En da’s nie lekker oor.
Stuc in je bord.
En dan die vloer eej. Ook nie lekker. Zie je ’t? Hij is er niet meer!! Toestanden!


Alle planken eruit, alle balken eruit. ’t Is weer een zandbak, maar dan nu in het bovenste gedeelte. Maar ere toch, het moet niet gekker worden.
Ook maar weer een nieuw vloertje leggen hier…
Herinnert u zich deze nog…
nog….
nog….??

 

 

 

 

 

 

 

 

 

De oude “waterput” zogezegd. Ehm, zo oud bleek deze niet te zijn. En bleek ook geen enkele functionaliteit te hebben. Nou ja, er kwam wel een buis in uit. Van buiten. Regenwater. Uhum. Ik dacht juist dat dat andersom moest? Jaaa, zo gek ben ik nog niet. Dus, weg met dat ding, weer iets wat gesloopt moest worden.
Maar het knapte er wel weer mee op – en wat een ruimte ineens… HAHA.
Kan er ook gelijk aan de betimmering gewerkt worden.
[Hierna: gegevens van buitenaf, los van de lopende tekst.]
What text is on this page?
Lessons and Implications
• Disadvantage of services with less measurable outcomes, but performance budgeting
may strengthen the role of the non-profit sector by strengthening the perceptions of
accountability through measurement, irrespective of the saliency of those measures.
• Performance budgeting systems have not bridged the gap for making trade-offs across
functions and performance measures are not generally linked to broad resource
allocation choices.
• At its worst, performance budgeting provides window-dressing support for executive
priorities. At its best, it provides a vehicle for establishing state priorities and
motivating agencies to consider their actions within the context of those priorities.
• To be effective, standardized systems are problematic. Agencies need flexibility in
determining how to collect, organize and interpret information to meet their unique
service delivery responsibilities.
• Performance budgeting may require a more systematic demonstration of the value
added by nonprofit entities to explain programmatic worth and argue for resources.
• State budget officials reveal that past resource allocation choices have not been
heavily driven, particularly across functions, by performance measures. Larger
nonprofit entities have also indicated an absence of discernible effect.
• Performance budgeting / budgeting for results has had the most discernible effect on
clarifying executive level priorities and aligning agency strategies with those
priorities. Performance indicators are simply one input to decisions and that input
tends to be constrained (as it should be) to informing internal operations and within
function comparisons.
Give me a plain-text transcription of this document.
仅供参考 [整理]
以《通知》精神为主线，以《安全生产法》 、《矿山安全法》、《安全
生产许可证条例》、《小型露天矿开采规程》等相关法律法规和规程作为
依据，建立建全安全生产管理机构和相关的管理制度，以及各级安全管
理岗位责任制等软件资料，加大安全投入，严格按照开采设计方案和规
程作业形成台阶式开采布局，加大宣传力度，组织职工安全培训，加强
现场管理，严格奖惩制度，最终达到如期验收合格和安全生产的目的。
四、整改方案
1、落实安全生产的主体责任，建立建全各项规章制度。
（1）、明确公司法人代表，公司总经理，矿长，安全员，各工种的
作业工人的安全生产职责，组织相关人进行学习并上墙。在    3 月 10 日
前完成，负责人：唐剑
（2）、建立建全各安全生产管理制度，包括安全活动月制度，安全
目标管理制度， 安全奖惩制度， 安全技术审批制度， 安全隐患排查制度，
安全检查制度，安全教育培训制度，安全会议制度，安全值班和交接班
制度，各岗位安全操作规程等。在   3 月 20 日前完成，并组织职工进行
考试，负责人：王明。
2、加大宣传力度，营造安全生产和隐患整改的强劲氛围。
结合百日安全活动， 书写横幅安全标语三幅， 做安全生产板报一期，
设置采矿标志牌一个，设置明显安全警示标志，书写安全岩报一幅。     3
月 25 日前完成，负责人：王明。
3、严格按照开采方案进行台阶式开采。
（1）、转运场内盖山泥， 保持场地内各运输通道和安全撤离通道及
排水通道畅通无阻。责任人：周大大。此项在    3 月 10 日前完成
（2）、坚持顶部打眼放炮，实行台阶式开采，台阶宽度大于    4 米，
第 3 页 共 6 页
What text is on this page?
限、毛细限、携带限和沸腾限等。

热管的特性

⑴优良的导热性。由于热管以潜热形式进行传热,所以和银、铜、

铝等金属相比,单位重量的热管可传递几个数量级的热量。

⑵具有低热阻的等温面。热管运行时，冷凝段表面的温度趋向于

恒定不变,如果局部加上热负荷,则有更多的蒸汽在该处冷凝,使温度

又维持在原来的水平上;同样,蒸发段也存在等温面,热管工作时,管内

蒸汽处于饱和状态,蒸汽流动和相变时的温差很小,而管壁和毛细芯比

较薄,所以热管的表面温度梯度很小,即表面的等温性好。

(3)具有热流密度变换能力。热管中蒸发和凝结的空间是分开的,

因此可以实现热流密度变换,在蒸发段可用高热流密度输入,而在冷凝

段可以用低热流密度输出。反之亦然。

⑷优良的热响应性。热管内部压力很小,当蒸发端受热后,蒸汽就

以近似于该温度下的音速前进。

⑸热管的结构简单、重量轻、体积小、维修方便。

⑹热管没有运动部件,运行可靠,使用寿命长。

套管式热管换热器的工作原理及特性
Want ik kan wel een mooi keukentje gebruiken om daar allerlei lekkers en leuks in te maken. M’n handen jeuken om aan de slag te gaan!!!
Ben al bij mijn buurvrouw geweest om een prachtige Jeanne d’Arc Living agenda aan te schaffen om daar al mijn toekomstige reserveringen in te noteren.
Geloof het of niet, maar de aanvragen stromen zomaar al binnen!
Vind ik leuk!
Nu is de uitdaging aan ons om de vaart er in te houden en het allemaal op tijd af te krijgen.
Want ik kan niet wachten om het af te gaan werken, in te richten en te openen!
Buzze geven!!!

 

Vuurwerk en marsmannetjes
Kanonne! Nog even hakken en breken (en weeeeer naar ’t sturt) en dan ligt er zomaar het begin van een toilet! Het lijkt er in de verste verte nog niet op, maar ik zweer het je, het worden echt WC’s!! Hele echte!
En niet één, nee, wel twee! Met alles erop en eran, nou ik kan niet wachten. Letterlijk.
Doe ’t bijna in m’n broek van de spanning.

 

 

 

 

 

 

 

 

 

 

 

 

Waar ik het figuurlijk van aan mijn meterslange ingewanden krijg, is de toekomstige keukenvloer. Prachtig vond ik ‘m. Schots en scheef, maar ja dat is alles in dit pand, en veel gebroken, maar we dachten ’t met afbikken enzo (vooral dat “enzo”) wel weer te kunnen gebruiken. Wat denk je. Komen we onder die al zo mooie vloer nog een vloer tegen. Prachtige oude zwarte tegeltjes – de eerste meevaller…??
HA met hoofdletters. Zodra je ze in je handen neemt vallen ze als poeder uit elkaar.

 

 

 

 

 

 

 

 

 

Dan maar terug aan de bik.
Twee uur later heb ik wel 10 tegeltjes klaar. En nog eens 7 gebroken. Moedeloos wordt je ervan. Maar die moedeloosheid buigen we snel om in praktisch inzicht en ik besluit op zoek te gaan naar andere.
En gedimme, het lukt – m’n buren hebben een neus voor geweldige adresjes – prachtige ouwe nieuwe vind ik, in het buitenland.
Jahaaa, duurt even maar dan heb je ook wat.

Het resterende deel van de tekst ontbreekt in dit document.